In a piece published in the Hill, Bill Press wrote:
Yes, miracles can happen in politics. If Bernie Sanders wins the state of California, and if enough superdelegates have second thoughts about presidential front-runner Hillary Clinton and start switching their votes, the Vermont senator could still end up the Democratic Party’s nominee. But whether that happens or not, whether he wins or loses the party’s crown, Sanders is already the winner of 2016 on several fronts.
Indeed, the big story about Sanders is not how big he loses to Clinton, but how close he came to winning and how amazingly well he performed as a candidate. Consider: In less than a year, the maverick outsider went from being dismissed as a protest candidate to a phenomenal, national superstar who almost upset the powerful and deeply entrenched Clinton political machine and changed American politics forever.

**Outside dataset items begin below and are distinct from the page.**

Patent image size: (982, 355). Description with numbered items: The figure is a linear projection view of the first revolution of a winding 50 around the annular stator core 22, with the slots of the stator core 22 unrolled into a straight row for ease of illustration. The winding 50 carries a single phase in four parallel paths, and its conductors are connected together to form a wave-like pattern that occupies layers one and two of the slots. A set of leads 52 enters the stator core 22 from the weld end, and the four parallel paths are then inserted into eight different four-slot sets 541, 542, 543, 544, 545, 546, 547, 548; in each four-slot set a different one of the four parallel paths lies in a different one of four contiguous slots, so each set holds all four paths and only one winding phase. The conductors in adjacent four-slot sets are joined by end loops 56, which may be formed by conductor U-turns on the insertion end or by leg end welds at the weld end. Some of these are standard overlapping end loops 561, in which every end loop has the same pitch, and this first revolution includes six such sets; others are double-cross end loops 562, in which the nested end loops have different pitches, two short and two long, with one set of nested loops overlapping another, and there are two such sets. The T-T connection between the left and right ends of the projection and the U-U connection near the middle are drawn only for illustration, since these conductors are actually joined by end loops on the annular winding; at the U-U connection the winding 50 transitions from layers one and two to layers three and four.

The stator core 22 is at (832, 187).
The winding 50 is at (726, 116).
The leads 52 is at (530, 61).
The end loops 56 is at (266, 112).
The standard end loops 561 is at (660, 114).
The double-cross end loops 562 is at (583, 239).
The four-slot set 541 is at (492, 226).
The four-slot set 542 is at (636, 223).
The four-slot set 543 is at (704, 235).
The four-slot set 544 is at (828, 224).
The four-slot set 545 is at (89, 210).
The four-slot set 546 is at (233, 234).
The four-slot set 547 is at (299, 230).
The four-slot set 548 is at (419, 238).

The numbers alone are impressive. Even before Tuesday’s six primaries, in New Jersey, New Mexico, Montana, North and South Dakota, and California, Sanders had won 20 state contests, received more than 10.2 million votes and collected pledges from 1,566 delegates, according to The Associated Press — more than enough to earn him the right to take his campaign all the way to the Democratic National Convention in July. In 1976, Jerry Brown carried his challenge to Jimmy Carter onto the convention floor with only 301 delegates.